Actual vs. Expectations

In 4Q16, SKPETRO posted an unexpected core net loss of RM135.9m, bringing its FY16 core profit to RM714.5m. This is below our/street’s expectations by 30%/29%. The variance from our forecast is largely due to weaker-thanexpected margins especially in E&C segments and lowerthan- expected crude oil prices.

Our core net profit excludes: (i) RM320.7m forex gain, (ii) impairment provision of PPE and O&G properties worth RM2.0b, and (iii) deferred tax liabilities post impairment amounting to RM294.5m.

Dividends

No dividend was declared as expected.

Key Results Highlights

Sequentially, SKPETRO swung to a core net loss of RM135.9m in 4Q16 from RM249.6m core net profit in 3Q16, in line with a 22.8% decline in topline, due to weaker contribution from all divisions amidst the weak crude oil market. PBT margin plunged to 0.4% from 16.9% in the preceding quarter no thanks to margin compression from E&C and drilling segments. On YoY basis, earnings also fell from RM57.3m in 4Q15 largely marred by E&C and drilling segments but partially offset by narrowing loss in energy division.

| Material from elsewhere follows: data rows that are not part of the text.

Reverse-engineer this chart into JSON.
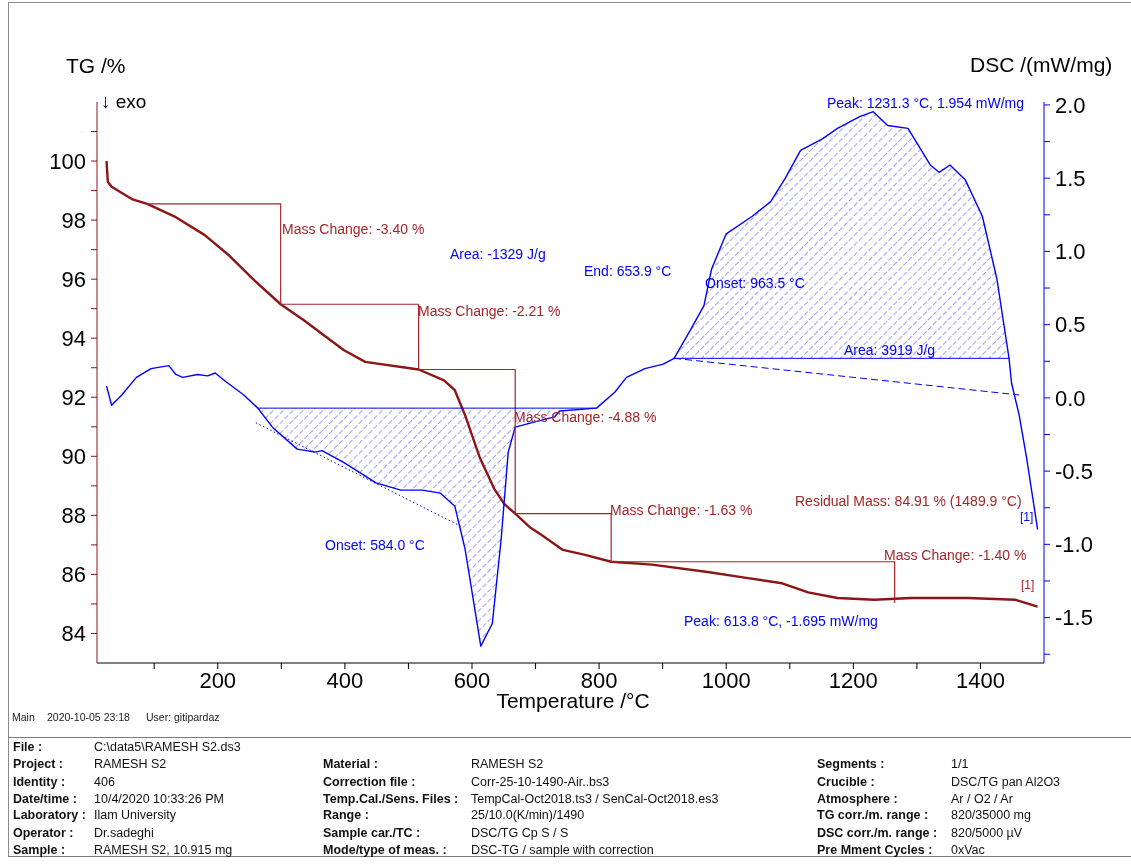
{
  "chart_data": [
    {
      "type": "line",
      "xlabel": "Temperature /°C",
      "ylabel": "TG /%",
      "y2label": "DSC /(mW/mg)",
      "annotations": [
        "↓ exo",
        "Peak: 1231.3 °C, 1.954 mW/mg",
        "Mass Change: -3.40 %",
        "Area: -1329 J/g",
        "End: 653.9 °C",
        "Onset: 963.5 °C",
        "Mass Change: -2.21 %",
        "Area: 3919 J/g",
        "Mass Change: -4.88 %",
        "Residual Mass: 84.91 % (1489.9 °C)",
        "Mass Change: -1.63 %",
        "[1]",
        "Onset: 584.0 °C",
        "Mass Change: -1.40 %",
        "[1]",
        "Peak: 613.8 °C, -1.695 mW/mg"
      ],
      "xlim": [
        10,
        1500
      ],
      "xticks": [
        {
          "value": 100,
          "label": null
        },
        200,
        {
          "value": 300,
          "label": null
        },
        400,
        {
          "value": 500,
          "label": null
        },
        600,
        {
          "value": 700,
          "label": null
        },
        800,
        {
          "value": 900,
          "label": null
        },
        1000,
        {
          "value": 1100,
          "label": null
        },
        1200,
        {
          "value": 1300,
          "label": null
        },
        1400
      ],
      "ylim": [
        83,
        102
      ],
      "yticks": [
        84,
        {
          "value": 85,
          "label": null
        },
        86,
        {
          "value": 87,
          "label": null
        },
        88,
        {
          "value": 89,
          "label": null
        },
        90,
        {
          "value": 91,
          "label": null
        },
        92,
        {
          "value": 93,
          "label": null
        },
        94,
        {
          "value": 95,
          "label": null
        },
        96,
        {
          "value": 97,
          "label": null
        },
        98,
        {
          "value": 99,
          "label": null
        },
        100,
        {
          "value": 101,
          "label": null
        }
      ],
      "y2lim": [
        -1.81,
        2.02
      ],
      "y2ticks": [
        {
          "value": -1.75,
          "label": null
        },
        -1.5,
        {
          "value": -1.25,
          "label": null
        },
        {
          "value": -1,
          "label": "-1.0"
        },
        {
          "value": -0.75,
          "label": null
        },
        -0.5,
        {
          "value": -0.25,
          "label": null
        },
        {
          "value": 0,
          "label": "0.0"
        },
        {
          "value": 0.25,
          "label": null
        },
        0.5,
        {
          "value": 0.75,
          "label": null
        },
        {
          "value": 1,
          "label": "1.0"
        },
        {
          "value": 1.25,
          "label": null
        },
        1.5,
        {
          "value": 1.75,
          "label": null
        },
        {
          "value": 2,
          "label": "2.0"
        }
      ],
      "series": [
        {
          "type": "line",
          "color": "#8c1515",
          "x": [
            25,
            27,
            33,
            66,
            89,
            134,
            179,
            218,
            258,
            299,
            336,
            398,
            432,
            516,
            556,
            573,
            589,
            612,
            635,
            651,
            668,
            691,
            709,
            743,
            778,
            819,
            883,
            971,
            1029,
            1088,
            1129,
            1175,
            1233,
            1291,
            1380,
            1455,
            1489.9
          ],
          "values": [
            100.0,
            99.3,
            99.13,
            98.7,
            98.55,
            98.1,
            97.5,
            96.8,
            95.95,
            95.15,
            94.6,
            93.6,
            93.2,
            92.94,
            92.57,
            92.24,
            91.4,
            89.97,
            88.9,
            88.38,
            88.06,
            87.6,
            87.34,
            86.83,
            86.66,
            86.43,
            86.33,
            86.08,
            85.89,
            85.7,
            85.39,
            85.2,
            85.14,
            85.2,
            85.2,
            85.14,
            84.91
          ]
        },
        {
          "type": "line",
          "color": "#0000ff",
          "axis": "y2",
          "x": [
            25,
            33,
            49,
            72,
            95,
            123,
            134,
            145,
            168,
            184,
            196,
            213,
            241,
            263,
            286,
            325,
            353,
            364,
            398,
            449,
            488,
            522,
            550,
            573,
            589,
            601,
            613.8,
            632,
            646,
            657,
            668,
            702,
            730,
            738,
            796,
            825,
            843,
            872,
            901,
            918,
            942,
            965,
            977,
            1000,
            1041,
            1070,
            1093,
            1117,
            1152,
            1175,
            1210,
            1231.3,
            1254,
            1286,
            1321,
            1335,
            1352,
            1376,
            1403,
            1426,
            1445,
            1449,
            1461,
            1473,
            1490
          ],
          "values": [
            0.08,
            -0.05,
            0.02,
            0.14,
            0.2,
            0.22,
            0.16,
            0.14,
            0.16,
            0.15,
            0.17,
            0.11,
            0.02,
            -0.07,
            -0.2,
            -0.35,
            -0.37,
            -0.36,
            -0.44,
            -0.58,
            -0.63,
            -0.63,
            -0.65,
            -0.74,
            -1.03,
            -1.35,
            -1.695,
            -1.54,
            -0.96,
            -0.37,
            -0.2,
            -0.16,
            -0.13,
            -0.09,
            -0.07,
            0.04,
            0.14,
            0.2,
            0.23,
            0.27,
            0.45,
            0.63,
            0.88,
            1.12,
            1.24,
            1.34,
            1.5,
            1.69,
            1.77,
            1.84,
            1.92,
            1.954,
            1.86,
            1.84,
            1.59,
            1.54,
            1.59,
            1.49,
            1.24,
            0.81,
            0.27,
            0.1,
            -0.12,
            -0.42,
            -0.9
          ],
          "lower": [
            null,
            null,
            null,
            null,
            null,
            null,
            null,
            null,
            null,
            null,
            null,
            null,
            null,
            -0.07,
            -0.2,
            -0.35,
            -0.37,
            -0.36,
            -0.44,
            -0.58,
            -0.63,
            -0.63,
            -0.65,
            -0.74,
            -1.03,
            -1.35,
            -1.695,
            -1.54,
            -0.96,
            -0.37,
            -0.2,
            -0.16,
            -0.13,
            -0.09,
            -0.07,
            null,
            null,
            null,
            null,
            0.27,
            0.27,
            0.27,
            0.27,
            0.27,
            0.27,
            0.27,
            0.27,
            0.27,
            0.27,
            0.27,
            0.27,
            0.27,
            0.27,
            0.27,
            0.27,
            0.27,
            0.27,
            0.27,
            0.27,
            0.27,
            0.27,
            null,
            null,
            null,
            null
          ],
          "upper": [
            null,
            null,
            null,
            null,
            null,
            null,
            null,
            null,
            null,
            null,
            null,
            null,
            null,
            -0.07,
            -0.07,
            -0.07,
            -0.07,
            -0.07,
            -0.07,
            -0.07,
            -0.07,
            -0.07,
            -0.07,
            -0.07,
            -0.07,
            -0.07,
            -0.07,
            -0.07,
            -0.07,
            -0.07,
            -0.07,
            -0.07,
            -0.07,
            -0.07,
            -0.07,
            null,
            null,
            null,
            null,
            0.27,
            0.45,
            0.63,
            0.88,
            1.12,
            1.24,
            1.34,
            1.5,
            1.69,
            1.77,
            1.84,
            1.92,
            1.954,
            1.86,
            1.84,
            1.59,
            1.54,
            1.59,
            1.49,
            1.24,
            0.81,
            0.27,
            null,
            null,
            null,
            null
          ]
        },
        {
          "type": "step",
          "color": "#a3262a",
          "x": [
            88,
            299,
            516,
            668,
            819,
            1265
          ],
          "values": [
            98.55,
            95.15,
            92.94,
            88.06,
            86.43,
            85.03
          ]
        },
        {
          "type": "line",
          "color": "#0000ff",
          "axis": "y2",
          "line_style": "dotted",
          "x": [
            260,
            584
          ],
          "values": [
            -0.17,
            -0.88
          ]
        },
        {
          "type": "line",
          "color": "#0000ff",
          "axis": "y2",
          "line_style": "dashed",
          "x": [
            918,
            1461
          ],
          "values": [
            0.27,
            0.02
          ]
        },
        {
          "type": "line",
          "color": "#0000ff",
          "axis": "y2",
          "x": [
            263,
            796
          ],
          "values": [
            -0.07,
            -0.07
          ]
        },
        {
          "type": "line",
          "color": "#0000ff",
          "axis": "y2",
          "x": [
            918,
            1445
          ],
          "values": [
            0.27,
            0.27
          ]
        }
      ]
    },
    {
      "type": "other",
      "annotations": [
        "Main",
        "2020-10-05 23:18",
        "User: gitipardaz",
        "File :",
        "C:\\data5\\RAMESH S2.ds3",
        "Project :",
        "RAMESH S2",
        "Material :",
        "RAMESH S2",
        "Segments :",
        "1/1",
        "Identity :",
        "406",
        "Correction file :",
        "Corr-25-10-1490-Air..bs3",
        "Crucible :",
        "DSC/TG pan Al2O3",
        "Date/time :",
        "10/4/2020 10:33:26 PM",
        "Temp.Cal./Sens. Files :",
        "TempCal-Oct2018.ts3 / SenCal-Oct2018.es3",
        "Atmosphere :",
        "Ar / O2 / Ar",
        "Laboratory :",
        "Ilam University",
        "Range :",
        "25/10.0(K/min)/1490",
        "TG corr./m. range :",
        "820/35000 mg",
        "Operator :",
        "Dr.sadeghi",
        "Sample car./TC :",
        "DSC/TG Cp S / S",
        "DSC corr./m. range :",
        "820/5000 µV",
        "Sample :",
        "RAMESH S2, 10.915 mg",
        "Mode/type of meas. :",
        "DSC-TG / sample with correction",
        "Pre Mment Cycles :",
        "0xVac"
      ]
    }
  ]
}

FY16 core net profit plunged by 41.3% YoY to RM714.5m despite marginal growth of 2.4% in revenue due to weaker Energy division’s performance driven by plunge in crude oil prices and lower contribution from associate and JVs . PBT before impairment appears to grow by 1.1% YoY to RM1.408b from RM1.392b in FY15. However, if we strip off the net forex effect, PBT before impairment dropped 22.0% YoY to RM1.088b from RM1.393b which we believe was dragged by margin compression. (Refer overleaf for more details.)

Outlook

We believe margin erosion is a concern in all three segments in the near-term even with oil prices recovering to USD50/bbl as most oil majors are still in aggressive cost optimisation mode. (Refer overleaf for more details.)

Change to Forecasts

We cut our earnings forecast by 24.5% for FY17 to RM769.9m after factoring: (i) lower crude oil price assumption to USD38/bbl from USD47/bbl, (ii) lower EBIT margin for drilling and E&C segment, and (iii) MYR/USD assumption to RM4.10 from RM4.20.

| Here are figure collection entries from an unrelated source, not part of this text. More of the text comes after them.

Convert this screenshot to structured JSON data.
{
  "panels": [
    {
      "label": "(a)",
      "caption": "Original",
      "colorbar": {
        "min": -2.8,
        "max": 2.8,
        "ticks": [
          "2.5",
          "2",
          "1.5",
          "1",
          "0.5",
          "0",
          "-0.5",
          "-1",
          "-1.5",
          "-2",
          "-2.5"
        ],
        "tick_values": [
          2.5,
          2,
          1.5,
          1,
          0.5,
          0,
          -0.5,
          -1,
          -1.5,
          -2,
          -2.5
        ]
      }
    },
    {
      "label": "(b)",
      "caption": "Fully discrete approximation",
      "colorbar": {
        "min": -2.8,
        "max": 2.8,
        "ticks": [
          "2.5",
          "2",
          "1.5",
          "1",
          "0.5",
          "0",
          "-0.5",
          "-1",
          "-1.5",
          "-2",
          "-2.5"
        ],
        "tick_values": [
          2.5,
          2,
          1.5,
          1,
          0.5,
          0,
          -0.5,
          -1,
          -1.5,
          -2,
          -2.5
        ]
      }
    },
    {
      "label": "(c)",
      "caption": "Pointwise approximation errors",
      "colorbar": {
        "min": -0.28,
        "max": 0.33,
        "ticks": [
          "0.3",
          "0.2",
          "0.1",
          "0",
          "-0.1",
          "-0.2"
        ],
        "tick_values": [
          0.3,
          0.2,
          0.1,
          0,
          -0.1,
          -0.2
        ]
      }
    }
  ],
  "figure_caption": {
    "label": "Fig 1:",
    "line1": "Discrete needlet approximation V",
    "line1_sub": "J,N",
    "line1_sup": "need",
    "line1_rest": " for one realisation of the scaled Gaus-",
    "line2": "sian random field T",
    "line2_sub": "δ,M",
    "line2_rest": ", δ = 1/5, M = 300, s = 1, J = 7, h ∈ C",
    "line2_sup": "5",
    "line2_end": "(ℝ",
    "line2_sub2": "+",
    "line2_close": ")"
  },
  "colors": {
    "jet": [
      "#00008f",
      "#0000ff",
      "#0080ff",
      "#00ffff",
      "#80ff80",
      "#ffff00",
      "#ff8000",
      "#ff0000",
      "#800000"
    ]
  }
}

FY18E earnings of RM832.8m is introduced assuming: (i) RM2b orderbook replenishment for E&C, (ii) average crude oil price of USD47/bbl, and (iii) average utilisation of 51% for drilling segment.

Rating

Downgraded to MARKET PERFORM as earnings risk is more apparent given margin compression could be more severe across all divisions.

Valuation

Post earnings adjustment, our TP is now reduced to RM1.93 from RM2.38, pegged to an unchanged PER of 14x as we roll forward our valuation base year to CY17, which is also in line with big caps O&G’s down-cycle valuation.

Risk

(i) Unexpected further sharp drop in oil price.

(ii) Unexpected delays of projects on hand.